In the span of one week, temperature records that were broken or tied numbered 1,928 nationwide. The National Weather Service is continuing to issue heat index warnings for multiple areas across the country. For instance, heat index temperatures along the North Carolina coast could go as high as 120 degrees.
Authorities say that the effects of the heat are cumulative, which means that the longer one is exposed, the more likelihood of heat stroke or dehydration. The continuation of high temperatures is of great concern to municipalities across the country, especially in regard to the aged, infirm, or very young.
And three days after the violent rare derecho storms that raged across the East, approximately 3 million are still without power. This unusual weather event comes with wind speeds typically averaging 70 miles per hour, a speed that is comparable to a Category 1 hurricane.

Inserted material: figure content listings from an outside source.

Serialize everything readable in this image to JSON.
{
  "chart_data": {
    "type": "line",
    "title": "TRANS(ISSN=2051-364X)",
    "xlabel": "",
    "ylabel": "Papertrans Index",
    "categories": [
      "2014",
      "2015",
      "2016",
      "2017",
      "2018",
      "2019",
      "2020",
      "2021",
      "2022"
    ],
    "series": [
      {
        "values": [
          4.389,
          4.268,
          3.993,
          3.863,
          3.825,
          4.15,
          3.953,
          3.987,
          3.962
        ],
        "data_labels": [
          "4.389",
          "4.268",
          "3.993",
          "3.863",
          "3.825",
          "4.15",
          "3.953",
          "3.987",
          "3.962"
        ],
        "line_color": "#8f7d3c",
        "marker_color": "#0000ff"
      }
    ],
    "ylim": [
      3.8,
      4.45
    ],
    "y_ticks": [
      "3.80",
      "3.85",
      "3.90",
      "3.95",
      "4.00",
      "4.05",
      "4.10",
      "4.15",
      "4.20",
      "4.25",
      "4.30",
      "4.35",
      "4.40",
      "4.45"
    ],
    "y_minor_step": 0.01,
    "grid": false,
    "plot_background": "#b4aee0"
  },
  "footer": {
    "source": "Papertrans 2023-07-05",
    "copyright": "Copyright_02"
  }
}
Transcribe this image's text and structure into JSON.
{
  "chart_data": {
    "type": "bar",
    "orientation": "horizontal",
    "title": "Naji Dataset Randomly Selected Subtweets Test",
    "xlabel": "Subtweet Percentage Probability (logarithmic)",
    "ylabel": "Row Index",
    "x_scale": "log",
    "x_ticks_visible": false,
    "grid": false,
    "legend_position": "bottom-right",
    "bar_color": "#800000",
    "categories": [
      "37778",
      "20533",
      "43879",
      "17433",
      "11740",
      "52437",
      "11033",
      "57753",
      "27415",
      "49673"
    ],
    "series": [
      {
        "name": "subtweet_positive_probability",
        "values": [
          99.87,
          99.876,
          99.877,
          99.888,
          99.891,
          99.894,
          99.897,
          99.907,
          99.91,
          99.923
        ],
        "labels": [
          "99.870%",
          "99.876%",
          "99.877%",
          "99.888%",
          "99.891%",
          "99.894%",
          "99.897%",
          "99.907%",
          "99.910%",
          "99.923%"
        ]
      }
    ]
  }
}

“Outside a hurricane, a derecho is one of the worst storms that can run through the area,” local Washington D.C. ABC affiliate meteorologist Mike Stinneford says. “It’s very unusual to have a derecho come this far south, also to come in the evening, also to come over the [Blue Ridge] mountains.”
“Outside of a hurricane, you will never see wind damage this widespread or this long-lived unless you had a land-falling hurricane,” Stinneford concluded.
Power officials say that it could be up to a week before power is restored. “This is very unfortunate timing,” said Pepco spokeswoman Myra Oppel, which reported over 400,000 outages in Washington and its suburbs. “We do understand the hardship that this brings, especially with the heat as intense at is. We will be working around the clock until we get the last customer on.”
Extra precautions should be taken during this time of increased heat and lack of power. Drink plenty of water, and avoid alcoholic or caffeinated beverages (diuretics) which can cause dehydration. However, don’t chug down the ice water. Drinking ice water quickly can lead to cramps. Better to sip slowly and give your stomach time to acclimate. Avoid heavy meals and wear light clothing. If you feel you or others are suffering from heat exhaustion, cool down with the application of wet sheets or towels.
And don’t forget your animals. Make sure they have plenty of water and a shady spot to get out of the weather.